The Global Britain report, being published today warns that the euro is facing an “inevitable decline” in the coming years.
KIP MEP Patrick O’Flynn said Roberto Azevedo’s comments were ‘very encouraging’
Brussels was likely to deploy a wide range of economic and regulatory measures to try to save its flagship single currency project, said the report entitled: “The Euro Currency Cul-de-sac”.
And Britain would be forced to join in the costly rescue effort if it remains a member of the Single Market.
Report author Bob Lyddon, a City banking expert, said: “The UK would be tying itself to a corpse if it seeks to join the Single Market.
“We have not escaped the liabilities and damaging effect of the Euro yet and we must do so before we are pulled down with it.
“Measured against its goals the euro has been a disaster for all but Germany and the Benelux countries that were previously linked to the Deutschmark.
“The poorer nations have in effect funded – through colossal debt – their purchase of German goods.
“When the credit runs out, as it inevitably must for the countries that cannot repay it, yet another crisis will be reached.
“At that point the UK could still be liable if we remain in the Single Market.
“The euro has failed on many of its own objectives with a trade-off for weaker economies being the surrender of control over public debt levels, interest rates and currency values, their economies de-industrialised, increasing debts to European institutions, and thus to Germany – and a complete absence of policy levers to pull in response.
“The euro has now reached an impasse.
“Designed to deliver price stability it has achieved that only when averaged across its member states, in reality some economies such as Slovakia, are suffering deflation and many are enduring catastrophic levels of youth unemployment – reaching 43% in Spain and Greece.

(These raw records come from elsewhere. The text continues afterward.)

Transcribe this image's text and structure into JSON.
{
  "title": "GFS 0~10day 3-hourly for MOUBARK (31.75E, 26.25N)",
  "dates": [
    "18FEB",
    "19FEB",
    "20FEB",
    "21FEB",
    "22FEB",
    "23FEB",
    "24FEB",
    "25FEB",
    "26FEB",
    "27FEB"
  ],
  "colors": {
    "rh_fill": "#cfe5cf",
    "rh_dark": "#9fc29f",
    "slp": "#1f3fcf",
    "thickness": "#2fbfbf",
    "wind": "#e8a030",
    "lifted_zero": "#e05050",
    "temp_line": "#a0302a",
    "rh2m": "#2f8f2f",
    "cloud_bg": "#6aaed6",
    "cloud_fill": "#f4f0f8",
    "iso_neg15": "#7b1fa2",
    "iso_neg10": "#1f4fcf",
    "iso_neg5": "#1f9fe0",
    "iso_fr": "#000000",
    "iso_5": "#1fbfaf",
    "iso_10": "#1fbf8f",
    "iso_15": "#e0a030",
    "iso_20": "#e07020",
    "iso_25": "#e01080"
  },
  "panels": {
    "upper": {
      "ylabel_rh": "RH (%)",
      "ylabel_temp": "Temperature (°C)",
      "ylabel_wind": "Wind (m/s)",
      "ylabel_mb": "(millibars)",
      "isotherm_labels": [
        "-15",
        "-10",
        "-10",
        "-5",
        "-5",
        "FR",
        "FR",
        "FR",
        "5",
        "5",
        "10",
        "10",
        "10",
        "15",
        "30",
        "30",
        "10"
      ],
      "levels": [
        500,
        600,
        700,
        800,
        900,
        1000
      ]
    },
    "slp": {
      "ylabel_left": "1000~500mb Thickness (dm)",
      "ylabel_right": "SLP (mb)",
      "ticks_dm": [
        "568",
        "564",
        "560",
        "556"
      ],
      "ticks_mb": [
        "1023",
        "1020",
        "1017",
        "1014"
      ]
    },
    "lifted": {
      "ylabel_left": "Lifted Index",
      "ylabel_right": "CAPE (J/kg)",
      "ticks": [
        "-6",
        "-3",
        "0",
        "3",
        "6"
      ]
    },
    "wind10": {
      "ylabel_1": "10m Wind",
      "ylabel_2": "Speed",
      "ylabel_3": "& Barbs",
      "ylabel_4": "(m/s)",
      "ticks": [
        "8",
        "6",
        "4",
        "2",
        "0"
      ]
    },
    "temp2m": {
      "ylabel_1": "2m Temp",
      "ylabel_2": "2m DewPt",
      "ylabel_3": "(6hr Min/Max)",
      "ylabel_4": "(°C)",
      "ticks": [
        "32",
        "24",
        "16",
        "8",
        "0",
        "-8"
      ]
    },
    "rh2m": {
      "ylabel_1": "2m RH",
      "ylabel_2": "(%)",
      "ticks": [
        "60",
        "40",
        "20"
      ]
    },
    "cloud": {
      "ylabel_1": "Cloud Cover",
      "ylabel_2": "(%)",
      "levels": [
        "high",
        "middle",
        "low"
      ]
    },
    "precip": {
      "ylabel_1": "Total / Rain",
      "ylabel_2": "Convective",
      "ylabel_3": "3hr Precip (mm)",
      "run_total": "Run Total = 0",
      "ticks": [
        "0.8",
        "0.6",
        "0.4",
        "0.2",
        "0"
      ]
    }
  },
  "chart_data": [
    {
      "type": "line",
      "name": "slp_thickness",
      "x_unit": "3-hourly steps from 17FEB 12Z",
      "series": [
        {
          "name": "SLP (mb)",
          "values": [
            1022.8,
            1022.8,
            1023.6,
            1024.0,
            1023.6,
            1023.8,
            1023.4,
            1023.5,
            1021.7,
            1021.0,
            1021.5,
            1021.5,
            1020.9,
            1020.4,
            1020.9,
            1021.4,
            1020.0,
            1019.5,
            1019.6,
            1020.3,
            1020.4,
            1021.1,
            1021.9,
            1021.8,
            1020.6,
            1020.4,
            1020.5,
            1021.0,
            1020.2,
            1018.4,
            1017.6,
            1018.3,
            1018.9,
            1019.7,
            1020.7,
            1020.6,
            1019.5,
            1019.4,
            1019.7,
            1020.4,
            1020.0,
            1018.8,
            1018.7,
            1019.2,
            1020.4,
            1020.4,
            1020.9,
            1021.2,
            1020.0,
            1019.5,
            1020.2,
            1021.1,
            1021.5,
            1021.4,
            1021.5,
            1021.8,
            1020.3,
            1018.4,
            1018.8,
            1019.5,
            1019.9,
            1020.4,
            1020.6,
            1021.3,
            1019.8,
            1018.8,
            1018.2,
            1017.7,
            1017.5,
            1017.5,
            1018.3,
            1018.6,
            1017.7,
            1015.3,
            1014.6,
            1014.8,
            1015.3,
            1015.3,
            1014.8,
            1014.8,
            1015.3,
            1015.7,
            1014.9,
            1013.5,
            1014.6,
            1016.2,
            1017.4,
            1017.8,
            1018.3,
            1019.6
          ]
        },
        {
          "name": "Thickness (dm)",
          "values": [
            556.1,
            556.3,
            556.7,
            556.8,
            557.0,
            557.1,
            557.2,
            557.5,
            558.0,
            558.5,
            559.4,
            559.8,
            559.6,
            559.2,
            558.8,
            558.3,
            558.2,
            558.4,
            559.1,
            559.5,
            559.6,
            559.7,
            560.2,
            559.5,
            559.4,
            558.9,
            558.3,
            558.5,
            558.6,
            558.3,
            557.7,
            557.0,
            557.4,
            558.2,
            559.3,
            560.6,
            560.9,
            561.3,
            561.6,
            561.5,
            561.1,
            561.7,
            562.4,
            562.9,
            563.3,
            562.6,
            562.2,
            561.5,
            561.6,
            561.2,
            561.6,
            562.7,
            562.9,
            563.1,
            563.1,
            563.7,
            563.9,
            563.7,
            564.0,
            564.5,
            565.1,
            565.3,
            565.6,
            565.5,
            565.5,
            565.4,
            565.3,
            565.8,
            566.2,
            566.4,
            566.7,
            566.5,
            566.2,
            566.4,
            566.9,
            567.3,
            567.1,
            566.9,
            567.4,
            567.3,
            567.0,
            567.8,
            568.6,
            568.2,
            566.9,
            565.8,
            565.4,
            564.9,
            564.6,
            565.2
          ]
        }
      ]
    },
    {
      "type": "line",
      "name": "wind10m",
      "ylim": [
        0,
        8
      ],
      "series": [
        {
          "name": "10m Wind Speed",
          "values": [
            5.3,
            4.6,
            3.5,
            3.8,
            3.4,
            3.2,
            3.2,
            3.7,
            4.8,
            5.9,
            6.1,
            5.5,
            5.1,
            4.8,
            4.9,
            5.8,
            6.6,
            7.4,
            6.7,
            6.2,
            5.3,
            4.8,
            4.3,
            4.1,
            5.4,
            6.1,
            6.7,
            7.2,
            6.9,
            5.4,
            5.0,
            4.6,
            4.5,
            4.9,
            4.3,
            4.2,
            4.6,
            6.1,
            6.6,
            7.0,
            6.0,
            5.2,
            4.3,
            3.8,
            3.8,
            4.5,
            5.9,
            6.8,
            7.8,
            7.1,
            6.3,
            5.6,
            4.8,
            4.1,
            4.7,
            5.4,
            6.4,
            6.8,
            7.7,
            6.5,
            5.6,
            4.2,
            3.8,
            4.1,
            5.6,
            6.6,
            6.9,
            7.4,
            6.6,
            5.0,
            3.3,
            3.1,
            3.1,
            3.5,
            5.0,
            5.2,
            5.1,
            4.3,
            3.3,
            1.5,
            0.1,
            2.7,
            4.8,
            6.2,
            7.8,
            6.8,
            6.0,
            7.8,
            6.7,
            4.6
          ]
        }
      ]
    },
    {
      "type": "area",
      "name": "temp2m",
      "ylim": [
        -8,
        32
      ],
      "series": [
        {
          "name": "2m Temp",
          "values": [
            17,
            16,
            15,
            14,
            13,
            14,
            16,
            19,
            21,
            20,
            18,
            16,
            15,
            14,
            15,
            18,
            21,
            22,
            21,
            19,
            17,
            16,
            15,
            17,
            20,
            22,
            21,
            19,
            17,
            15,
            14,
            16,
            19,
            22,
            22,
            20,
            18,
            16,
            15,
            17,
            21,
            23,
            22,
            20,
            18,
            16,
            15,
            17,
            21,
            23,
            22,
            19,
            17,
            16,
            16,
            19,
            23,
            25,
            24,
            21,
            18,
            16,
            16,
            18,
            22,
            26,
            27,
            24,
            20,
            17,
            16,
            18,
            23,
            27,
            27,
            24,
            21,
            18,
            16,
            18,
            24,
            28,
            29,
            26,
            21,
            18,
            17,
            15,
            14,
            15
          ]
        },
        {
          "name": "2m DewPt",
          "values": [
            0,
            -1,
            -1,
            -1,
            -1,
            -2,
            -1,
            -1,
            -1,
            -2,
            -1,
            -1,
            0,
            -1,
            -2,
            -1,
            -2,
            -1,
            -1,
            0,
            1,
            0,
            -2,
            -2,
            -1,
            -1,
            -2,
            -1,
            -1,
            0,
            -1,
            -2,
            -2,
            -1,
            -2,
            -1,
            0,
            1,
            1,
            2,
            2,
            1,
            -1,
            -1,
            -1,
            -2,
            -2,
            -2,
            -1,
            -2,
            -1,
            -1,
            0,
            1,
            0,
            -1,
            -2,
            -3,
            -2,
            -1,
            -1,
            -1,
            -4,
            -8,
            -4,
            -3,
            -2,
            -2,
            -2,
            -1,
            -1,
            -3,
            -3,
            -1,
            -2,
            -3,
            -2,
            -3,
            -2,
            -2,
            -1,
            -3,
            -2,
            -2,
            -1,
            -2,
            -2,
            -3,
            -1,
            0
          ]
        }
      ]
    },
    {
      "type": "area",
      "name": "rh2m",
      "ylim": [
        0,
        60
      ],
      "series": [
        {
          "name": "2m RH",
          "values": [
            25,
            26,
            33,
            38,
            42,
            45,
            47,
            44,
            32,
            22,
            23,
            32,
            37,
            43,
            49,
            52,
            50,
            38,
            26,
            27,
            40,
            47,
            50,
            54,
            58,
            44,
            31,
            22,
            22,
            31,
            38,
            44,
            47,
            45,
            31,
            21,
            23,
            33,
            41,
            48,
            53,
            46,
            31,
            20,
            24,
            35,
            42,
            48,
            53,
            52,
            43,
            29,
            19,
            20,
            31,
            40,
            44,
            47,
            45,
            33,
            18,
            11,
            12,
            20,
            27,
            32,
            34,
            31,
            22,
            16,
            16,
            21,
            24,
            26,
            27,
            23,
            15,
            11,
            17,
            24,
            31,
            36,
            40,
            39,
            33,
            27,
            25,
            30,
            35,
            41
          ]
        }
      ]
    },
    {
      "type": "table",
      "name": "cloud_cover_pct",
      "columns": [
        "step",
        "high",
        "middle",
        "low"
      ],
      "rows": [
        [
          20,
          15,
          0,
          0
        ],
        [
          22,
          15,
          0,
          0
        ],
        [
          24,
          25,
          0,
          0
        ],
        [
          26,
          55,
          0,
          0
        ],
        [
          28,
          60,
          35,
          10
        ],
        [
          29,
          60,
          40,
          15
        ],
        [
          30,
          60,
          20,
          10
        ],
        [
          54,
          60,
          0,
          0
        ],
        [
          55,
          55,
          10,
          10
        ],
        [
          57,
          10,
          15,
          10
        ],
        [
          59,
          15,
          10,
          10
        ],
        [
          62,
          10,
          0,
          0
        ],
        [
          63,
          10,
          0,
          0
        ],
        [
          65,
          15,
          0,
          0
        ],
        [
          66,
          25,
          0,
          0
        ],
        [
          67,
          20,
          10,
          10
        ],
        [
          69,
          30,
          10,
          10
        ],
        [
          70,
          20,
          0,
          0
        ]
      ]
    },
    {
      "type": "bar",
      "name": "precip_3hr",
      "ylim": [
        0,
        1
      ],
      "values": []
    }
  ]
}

“The European Central bank does not see these outcomes as a problem and is content to carry on regardless of the personal suffering and social disharmony the euro is causing.”
Brian Monteith, a director of Global Britain, said: “The euro has almost been forgotten about as it is commonly thought that by voting for Brexit we have escaped its clutches, but we risk walking back into the grip of this zombie currency if we try to stay in the single market.
“The EU’s economic and regulatory policies aim to help the euro survive. If the UK remains in the Single Market British business will share the cost of saving the euro by taking on the same regulatory burdens as Eurozone member states – but with no say in their design.
“It is vital the UK leaves the single market to reduce its exposure to the euro and end the underwriting of potential euro debt liabilities by the British taxpayer.
“Leaving the EU only to go back into the Single Market is pointless and could prove worse than being a full member.”
In response to the remarks from the World Trade Organisation chief, the Prime Minister’s spokeswoman said: “We have been very clear that we are focused on making the most of the opportunities of leaving the EU, working with our partners there and looking more broadly at how we can make sure it is a smooth and orderly departure.
“We are working to address uncertainty where we can and on taking the trade opportunities ahead.”